'Galician Jews' or 'Galitzianer Jews' are a subdivision of the
Ashkenazim geographically originating from
Galicia, from western
Ukraine (current
Lviv,
Ivano-Frankivsk and
Ternopil regions) and from the south-eastern corner of Poland (
Podkarpackie and
Lesser Poland voivodeships). Galicia proper, which was inhabited by Ukrainians, Poles and Jews, was a royal province within Austro-Hungarian empire. Galician Jews were primarily Yiddish speaking. However, according to the census of 1900, which did not include Yiddish as an option, Galician Jews recognized as their spoken language:
Polish (76%),
German (17%), and
Ukrainian (5 %).
All calculations lead to the conclusion that in Galicia, Jews were the third most numerous ethnic group and comprised not less than 10 % of the entire
Galician population. Here the thought of Ukrainian academician
Yefremov finds its confirmation: "Jews as we know, live in closest ties with Ukrainian people, these are not even neighbours as most of other peoples, but of composing parts of people on the same Ukrainian land". Among the Jews, most worked in small workshops and enterprises, and as craftsmen -including tailors, carpenters, hat makers, jewellers, optics.
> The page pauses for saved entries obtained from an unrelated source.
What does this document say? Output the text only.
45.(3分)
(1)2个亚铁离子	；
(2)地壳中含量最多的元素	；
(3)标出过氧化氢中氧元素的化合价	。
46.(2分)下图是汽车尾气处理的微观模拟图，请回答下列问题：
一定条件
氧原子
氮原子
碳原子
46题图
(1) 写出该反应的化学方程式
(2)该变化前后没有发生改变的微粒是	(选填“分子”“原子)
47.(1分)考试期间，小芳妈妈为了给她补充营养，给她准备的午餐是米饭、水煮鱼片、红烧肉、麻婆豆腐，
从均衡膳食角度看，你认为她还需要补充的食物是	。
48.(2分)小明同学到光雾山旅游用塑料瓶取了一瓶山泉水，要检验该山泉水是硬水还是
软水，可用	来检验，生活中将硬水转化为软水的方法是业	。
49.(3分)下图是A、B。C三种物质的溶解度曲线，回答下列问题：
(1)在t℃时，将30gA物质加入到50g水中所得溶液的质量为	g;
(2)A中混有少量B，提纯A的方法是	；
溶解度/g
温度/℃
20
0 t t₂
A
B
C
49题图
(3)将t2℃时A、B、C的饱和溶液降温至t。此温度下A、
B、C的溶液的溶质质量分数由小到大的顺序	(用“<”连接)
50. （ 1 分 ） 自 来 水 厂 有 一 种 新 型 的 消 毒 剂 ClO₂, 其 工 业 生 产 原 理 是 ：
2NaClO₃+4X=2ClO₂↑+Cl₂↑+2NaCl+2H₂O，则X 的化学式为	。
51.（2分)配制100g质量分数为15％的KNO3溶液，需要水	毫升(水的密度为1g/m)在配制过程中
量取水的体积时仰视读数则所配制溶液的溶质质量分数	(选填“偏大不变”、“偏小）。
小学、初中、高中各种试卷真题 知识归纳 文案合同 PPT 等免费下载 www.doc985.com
Almost 80 % of all
tailors in Galicia were Jewish. The main occupation of Jews in towns and villages was
trade:
wholesale, stationary, retail. Most of Galician Jewry lived poorly. However the Jewish inclination towards education was overcoming all barriers at those times. The number of Jewish intellectual workers proportionally was much higher than of Ukrainian or Polish ones in Galicia.
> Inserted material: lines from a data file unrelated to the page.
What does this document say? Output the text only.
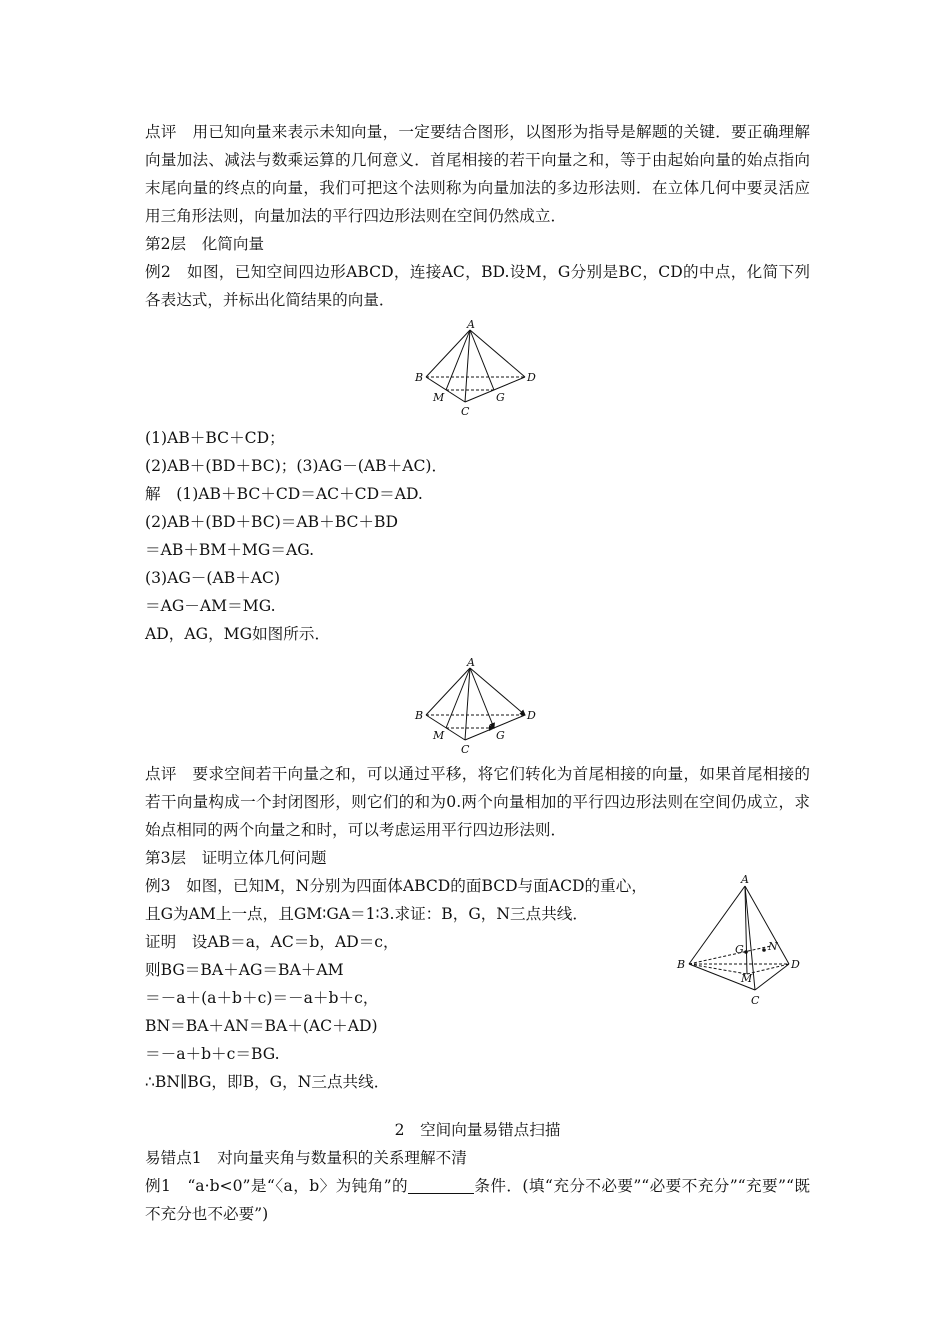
点评　用已知向量来表示未知向量，一定要结合图形，以图形为指导是解题的关键．要正确理解向量加法、减法与数乘运算的几何意义．首尾相接的若干向量之和，等于由起始向量的始点指向末尾向量的终点的向量，我们可把这个法则称为向量加法的多边形法则．在立体几何中要灵活应用三角形法则，向量加法的平行四边形法则在空间仍然成立．

第2层　化简向量

例2　如图，已知空间四边形ABCD，连接AC，BD.设M，G分别是BC，CD的中点，化简下列各表达式，并标出化简结果的向量．

A
B	D
M	G
C

(1)AB＋BC＋CD；

(2)AB＋(BD＋BC)；(3)AG－(AB＋AC)．

解　(1)AB＋BC＋CD＝AC＋CD＝AD.

(2)AB＋(BD＋BC)＝AB＋BC＋BD

＝AB＋BM＋MG＝AG.

(3)AG－(AB＋AC)

＝AG－AM＝MG.

AD，AG，MG如图所示．

A
B	D
M	G
C

点评　要求空间若干向量之和，可以通过平移，将它们转化为首尾相接的向量，如果首尾相接的若干向量构成一个封闭图形，则它们的和为0.两个向量相加的平行四边形法则在空间仍成立，求始点相同的两个向量之和时，可以考虑运用平行四边形法则．

第3层　证明立体几何问题

例3　如图，已知M，N分别为四面体ABCD的面BCD与面ACD的重心，

且G为AM上一点，且GM∶GA＝1∶3.求证：B，G，N三点共线．

证明　设AB＝a，AC＝b，AD＝c，

则BG＝BA＋AG＝BA＋AM

＝－a＋(a＋b＋c)＝－a＋b＋c，

BN＝BA＋AN＝BA＋(AC＋AD)

＝－a＋b＋c＝BG.

∴BN∥BG，即B，G，N三点共线．

A
G N
B	D
M
C

2　空间向量易错点扫描

易错点1　对向量夹角与数量积的关系理解不清

例1　“a·b<0”是“〈a，b〉为钝角”的	条件．(填“充分不必要”“必要不充分”“充要”“既不充分也不必要”)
Out of total number of 1700 of physicians in Galicia, 1150 were
Jewish. 41 % of workers of culture, theaters and cinema , over 65 % of barbers, 43 % of dentists, 45 % of senior nurses in Galicia were
Jewish . 2200 Jews were lawyers. For comparison, there were only 450 Ukrainian lawyers. Galician Jewry produced four Nobel prize winners:
Isidor Isaac Rabi (physics),
Roald Hoffman (chemistry),
Georges Charpak (physics) and
Shmuel Agnon (literature).
From 1920 Galicia passed to
Poland. Both Galician Jews and Ukrainians were not allowed by Polish government to work at the state enterprises, institutions, railway, post, telegraph etc. These measures were applied in their strictest form. Galician Jews and Ukrainians experienced ethnic oppression by undergoing a forceful Polonization. (for example, in 1912 in Galicia, there were 2,420 Ukrainian people's schools and in 1938 there remained only 352 ). The Polish government conducted the plan of total assimilation of Jews and Ukrainians.
In September
1939 most of Galicia passed to
Soviet Ukraine. The majority of Galician Jews perished in the
Holocaust. The survivors immigrated to
Israel or the
United States. The very few who remained in
Ukraine or
Poland have undergone assimilation.
Culture
In the popular perception, Galitzianers were considered to be more emotional and prayerful than their rivals, the
Litvaks, who thought of them as irrational and uneducated. They, in turn, disdained Litvaks as cold fish. Ira Steingroot's "Yiddish Knowledge Cards" devote a card to this "Ashkenazi version of the Hatfields and McCoys."
[1] This may be connected with the fact that
Hasidism was most influential in Ukraine and southern Poland but was fiercely resisted in Lithuania (and even the form of Hasidism that took root there, namely
Chabad, was more intellectually inclined than the other Hasidic groups).
The two groups diverged in their
Yiddish accents and even in their
cuisine, separated by the "
Gefilte Fish Line,"
[2] Galitzianers like things sweet, even to the extent of putting sugar in their fish.